Ela relembra a emoção de encontrar um jogo desejado na prateleira e a interação com outros jogadores e funcionários da loja. A troca de recomendações e a sensação de pertencimento eram partes importantes da experiência de compra, que agora se perdeu em meio à conveniência das compras digitais.

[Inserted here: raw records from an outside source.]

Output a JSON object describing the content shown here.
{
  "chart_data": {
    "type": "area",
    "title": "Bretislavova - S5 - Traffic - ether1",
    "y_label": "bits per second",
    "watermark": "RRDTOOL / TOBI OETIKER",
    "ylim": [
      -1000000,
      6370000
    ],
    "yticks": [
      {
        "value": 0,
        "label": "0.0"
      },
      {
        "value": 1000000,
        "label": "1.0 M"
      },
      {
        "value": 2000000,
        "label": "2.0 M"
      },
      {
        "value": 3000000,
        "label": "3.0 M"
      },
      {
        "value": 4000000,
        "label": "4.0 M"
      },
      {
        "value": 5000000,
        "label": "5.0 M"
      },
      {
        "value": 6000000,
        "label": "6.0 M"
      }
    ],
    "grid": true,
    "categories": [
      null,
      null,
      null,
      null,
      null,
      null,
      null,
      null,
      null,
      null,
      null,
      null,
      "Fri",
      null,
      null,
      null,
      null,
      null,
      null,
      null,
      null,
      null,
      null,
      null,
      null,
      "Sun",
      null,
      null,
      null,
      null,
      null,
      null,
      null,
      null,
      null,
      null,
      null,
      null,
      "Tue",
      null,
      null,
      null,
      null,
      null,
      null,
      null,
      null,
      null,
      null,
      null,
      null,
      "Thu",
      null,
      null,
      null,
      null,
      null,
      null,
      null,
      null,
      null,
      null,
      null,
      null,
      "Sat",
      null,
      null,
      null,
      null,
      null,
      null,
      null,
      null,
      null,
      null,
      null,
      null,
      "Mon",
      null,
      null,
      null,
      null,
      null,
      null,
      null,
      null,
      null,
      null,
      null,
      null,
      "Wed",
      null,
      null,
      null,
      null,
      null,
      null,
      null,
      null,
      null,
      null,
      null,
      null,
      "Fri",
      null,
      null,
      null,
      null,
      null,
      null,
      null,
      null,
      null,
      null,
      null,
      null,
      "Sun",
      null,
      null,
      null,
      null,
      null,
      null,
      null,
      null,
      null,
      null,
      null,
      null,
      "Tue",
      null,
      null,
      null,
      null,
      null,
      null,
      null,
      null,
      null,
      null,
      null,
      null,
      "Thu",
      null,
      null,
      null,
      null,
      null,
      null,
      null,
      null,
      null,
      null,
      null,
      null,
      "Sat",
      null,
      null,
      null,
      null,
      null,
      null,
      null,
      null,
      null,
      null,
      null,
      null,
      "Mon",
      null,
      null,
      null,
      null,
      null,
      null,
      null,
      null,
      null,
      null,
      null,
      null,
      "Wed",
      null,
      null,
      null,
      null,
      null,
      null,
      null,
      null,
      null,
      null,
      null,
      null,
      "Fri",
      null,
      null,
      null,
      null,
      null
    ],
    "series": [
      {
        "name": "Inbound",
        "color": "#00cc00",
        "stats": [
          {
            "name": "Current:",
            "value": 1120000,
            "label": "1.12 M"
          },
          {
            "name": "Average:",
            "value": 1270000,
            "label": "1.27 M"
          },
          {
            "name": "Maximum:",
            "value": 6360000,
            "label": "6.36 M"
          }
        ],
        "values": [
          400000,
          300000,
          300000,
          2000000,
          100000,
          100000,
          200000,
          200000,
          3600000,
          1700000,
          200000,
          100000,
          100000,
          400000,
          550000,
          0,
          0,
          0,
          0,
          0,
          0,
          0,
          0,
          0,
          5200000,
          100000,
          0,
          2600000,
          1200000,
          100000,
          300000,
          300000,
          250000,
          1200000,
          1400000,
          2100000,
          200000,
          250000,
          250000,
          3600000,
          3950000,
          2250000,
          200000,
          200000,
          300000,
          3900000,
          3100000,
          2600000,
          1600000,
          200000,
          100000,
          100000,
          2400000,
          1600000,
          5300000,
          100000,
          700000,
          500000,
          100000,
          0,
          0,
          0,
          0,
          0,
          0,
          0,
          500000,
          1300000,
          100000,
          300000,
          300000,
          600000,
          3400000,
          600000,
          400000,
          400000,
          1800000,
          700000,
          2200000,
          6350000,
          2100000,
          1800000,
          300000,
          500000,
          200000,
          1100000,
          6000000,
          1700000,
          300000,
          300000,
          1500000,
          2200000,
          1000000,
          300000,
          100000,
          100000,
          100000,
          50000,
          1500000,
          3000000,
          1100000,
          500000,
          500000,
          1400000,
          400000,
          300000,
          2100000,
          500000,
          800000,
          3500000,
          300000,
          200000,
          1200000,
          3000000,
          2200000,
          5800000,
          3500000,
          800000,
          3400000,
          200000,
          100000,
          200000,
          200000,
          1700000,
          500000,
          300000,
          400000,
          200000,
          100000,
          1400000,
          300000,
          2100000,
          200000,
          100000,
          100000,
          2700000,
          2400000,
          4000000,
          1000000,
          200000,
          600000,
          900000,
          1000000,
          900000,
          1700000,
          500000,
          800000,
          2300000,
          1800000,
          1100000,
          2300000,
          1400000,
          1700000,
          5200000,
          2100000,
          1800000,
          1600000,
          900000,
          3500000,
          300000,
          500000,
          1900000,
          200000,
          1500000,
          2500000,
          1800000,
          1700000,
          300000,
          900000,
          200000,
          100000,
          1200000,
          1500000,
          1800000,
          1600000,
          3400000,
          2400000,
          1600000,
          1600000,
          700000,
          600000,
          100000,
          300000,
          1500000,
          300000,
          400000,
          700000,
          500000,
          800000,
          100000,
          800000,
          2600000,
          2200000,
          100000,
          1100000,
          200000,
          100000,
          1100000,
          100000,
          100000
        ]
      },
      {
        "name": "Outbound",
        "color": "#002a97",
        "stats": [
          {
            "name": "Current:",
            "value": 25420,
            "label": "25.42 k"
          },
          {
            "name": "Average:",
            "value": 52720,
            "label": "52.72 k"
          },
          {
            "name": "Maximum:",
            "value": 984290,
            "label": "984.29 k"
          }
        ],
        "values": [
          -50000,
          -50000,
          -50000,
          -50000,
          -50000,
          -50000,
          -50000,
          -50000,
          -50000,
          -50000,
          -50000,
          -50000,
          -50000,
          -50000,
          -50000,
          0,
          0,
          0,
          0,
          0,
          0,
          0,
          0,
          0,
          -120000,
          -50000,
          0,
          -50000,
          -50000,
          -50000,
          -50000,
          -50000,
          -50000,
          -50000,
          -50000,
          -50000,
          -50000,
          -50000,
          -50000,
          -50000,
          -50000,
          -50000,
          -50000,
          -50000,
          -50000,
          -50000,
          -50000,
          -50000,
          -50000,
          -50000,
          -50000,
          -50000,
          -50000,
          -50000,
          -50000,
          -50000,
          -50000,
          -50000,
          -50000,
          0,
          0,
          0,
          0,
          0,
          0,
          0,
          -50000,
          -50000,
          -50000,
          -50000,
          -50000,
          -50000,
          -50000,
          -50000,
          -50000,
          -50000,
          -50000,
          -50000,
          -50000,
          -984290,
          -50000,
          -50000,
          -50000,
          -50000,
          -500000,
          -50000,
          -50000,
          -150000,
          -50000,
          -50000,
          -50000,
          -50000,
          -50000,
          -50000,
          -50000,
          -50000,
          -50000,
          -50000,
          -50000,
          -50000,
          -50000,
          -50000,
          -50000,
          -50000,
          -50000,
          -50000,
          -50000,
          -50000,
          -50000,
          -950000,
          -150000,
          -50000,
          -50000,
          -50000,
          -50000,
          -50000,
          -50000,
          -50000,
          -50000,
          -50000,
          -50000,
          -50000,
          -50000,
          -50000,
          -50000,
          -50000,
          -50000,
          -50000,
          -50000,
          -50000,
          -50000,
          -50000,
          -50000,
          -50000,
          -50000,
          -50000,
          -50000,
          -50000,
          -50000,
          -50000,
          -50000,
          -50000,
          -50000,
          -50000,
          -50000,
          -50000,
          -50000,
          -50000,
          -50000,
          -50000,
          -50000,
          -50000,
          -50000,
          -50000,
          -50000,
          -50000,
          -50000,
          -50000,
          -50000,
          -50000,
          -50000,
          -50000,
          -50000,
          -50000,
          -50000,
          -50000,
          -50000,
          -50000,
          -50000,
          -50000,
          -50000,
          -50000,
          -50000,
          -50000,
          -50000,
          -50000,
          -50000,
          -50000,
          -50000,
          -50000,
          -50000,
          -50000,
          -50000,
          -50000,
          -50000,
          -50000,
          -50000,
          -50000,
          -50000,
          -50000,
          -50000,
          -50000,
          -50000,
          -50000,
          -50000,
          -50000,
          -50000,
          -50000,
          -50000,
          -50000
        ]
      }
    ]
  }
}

O crescimento das vendas digitais, que representam cerca de 80% no PlayStation e mais de 90% no Xbox, segundo analistas, foi uma escolha coletiva dos consumidores. No entanto, isso trouxe à tona a sensação de que essa escolha não foi realmente uma opção, mas sim uma imposição das empresas, que eliminam a possibilidade de revender ou emprestar jogos.

Com a morte dos discos, as lojas físicas também estão desaparecendo, levando a uma perda significativa de interação humana e momentos compartilhados. A jornalista expressa preocupação sobre o futuro, questionando se ainda há como preservar essas experiências antes que desapareçam completamente.

Embora o digital ofereça vantagens em termos de acessibilidade e custo, a conexão emocional com os jogos físicos e as lojas que os vendem ainda é forte. A reflexão final é sobre a possibilidade de reverter essa tendência e apoiar as lojas de jogos e os discos físicos antes que a escolha desapareça de vez.